August 1st, 2008 by Salim Hemdani

By now almost everyone who keeps an eye on search market is aware of the launch of new search engine - cuil.com. And to my amazement most of us have already given a verdict on this new offering as to if this is a real Google killer or just another dying hope for those Google haters. Cuil has also got a lot of attention from Google lovers - this launch was a real attention grabbing hoax.

So what makes cuil.com center of attention?

  • Cuil.com is developed by couple of engineers who have a hand in developing Goggle’s search engine. This particular fact has given them a lot of credibility. 
  • Secondly, this search engine indexes many more pages than Google does. I did not know that Google does not index the entire world’s web pages – may be cuil indexes pages from other planet’s ecosystem too but any how this fact makes cuil.com an attractive offering. More pages means more results .
  • Finally, last but not least and I think most important is that cuil.com does not remember your search queries – a big win for those privacy advocates who are trying to get Google for a long time now.

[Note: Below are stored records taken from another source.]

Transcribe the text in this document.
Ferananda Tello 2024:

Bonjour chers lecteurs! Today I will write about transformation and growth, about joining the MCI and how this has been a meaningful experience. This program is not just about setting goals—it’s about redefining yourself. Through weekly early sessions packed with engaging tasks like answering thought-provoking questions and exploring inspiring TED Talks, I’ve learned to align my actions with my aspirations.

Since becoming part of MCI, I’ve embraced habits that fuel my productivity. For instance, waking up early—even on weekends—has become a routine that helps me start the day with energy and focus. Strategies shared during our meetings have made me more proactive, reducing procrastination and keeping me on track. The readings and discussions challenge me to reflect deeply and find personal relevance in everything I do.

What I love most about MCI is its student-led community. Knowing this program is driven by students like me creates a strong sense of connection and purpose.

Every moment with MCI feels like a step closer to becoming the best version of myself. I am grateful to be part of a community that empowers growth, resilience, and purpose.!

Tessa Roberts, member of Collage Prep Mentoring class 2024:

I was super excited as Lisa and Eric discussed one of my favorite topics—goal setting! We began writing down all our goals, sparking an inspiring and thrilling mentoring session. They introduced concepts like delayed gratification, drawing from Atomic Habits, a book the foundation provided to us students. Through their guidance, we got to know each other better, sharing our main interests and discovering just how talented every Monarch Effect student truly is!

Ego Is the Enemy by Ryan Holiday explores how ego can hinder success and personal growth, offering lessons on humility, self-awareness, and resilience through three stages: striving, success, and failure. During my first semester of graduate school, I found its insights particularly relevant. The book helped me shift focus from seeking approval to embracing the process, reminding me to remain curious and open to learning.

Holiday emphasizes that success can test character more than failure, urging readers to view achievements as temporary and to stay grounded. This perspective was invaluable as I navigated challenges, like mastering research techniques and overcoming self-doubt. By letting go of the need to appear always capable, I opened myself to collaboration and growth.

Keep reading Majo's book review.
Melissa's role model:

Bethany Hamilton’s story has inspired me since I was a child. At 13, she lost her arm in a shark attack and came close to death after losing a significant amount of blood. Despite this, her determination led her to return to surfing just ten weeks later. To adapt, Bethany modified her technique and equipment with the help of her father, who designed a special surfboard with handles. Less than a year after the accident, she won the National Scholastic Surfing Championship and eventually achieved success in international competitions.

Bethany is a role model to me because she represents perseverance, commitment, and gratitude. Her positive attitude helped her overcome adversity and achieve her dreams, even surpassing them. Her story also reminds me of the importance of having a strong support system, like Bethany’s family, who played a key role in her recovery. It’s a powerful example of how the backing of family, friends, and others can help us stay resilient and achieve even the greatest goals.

So what is your verdict of this cool or not so cool offering? I will share my first experience and for those who believe in “first impression is the last impression” I did not have a good experience. My first hit to cuil.com on the day it launched resulted in a service not available page (too many hopefuls flocking on to cuil.com). Since then service has been bought-up and I have given it few more tries but I could not make up my mind.

As of today Google is still the kind of search for me and I bow to thee. What you guys think?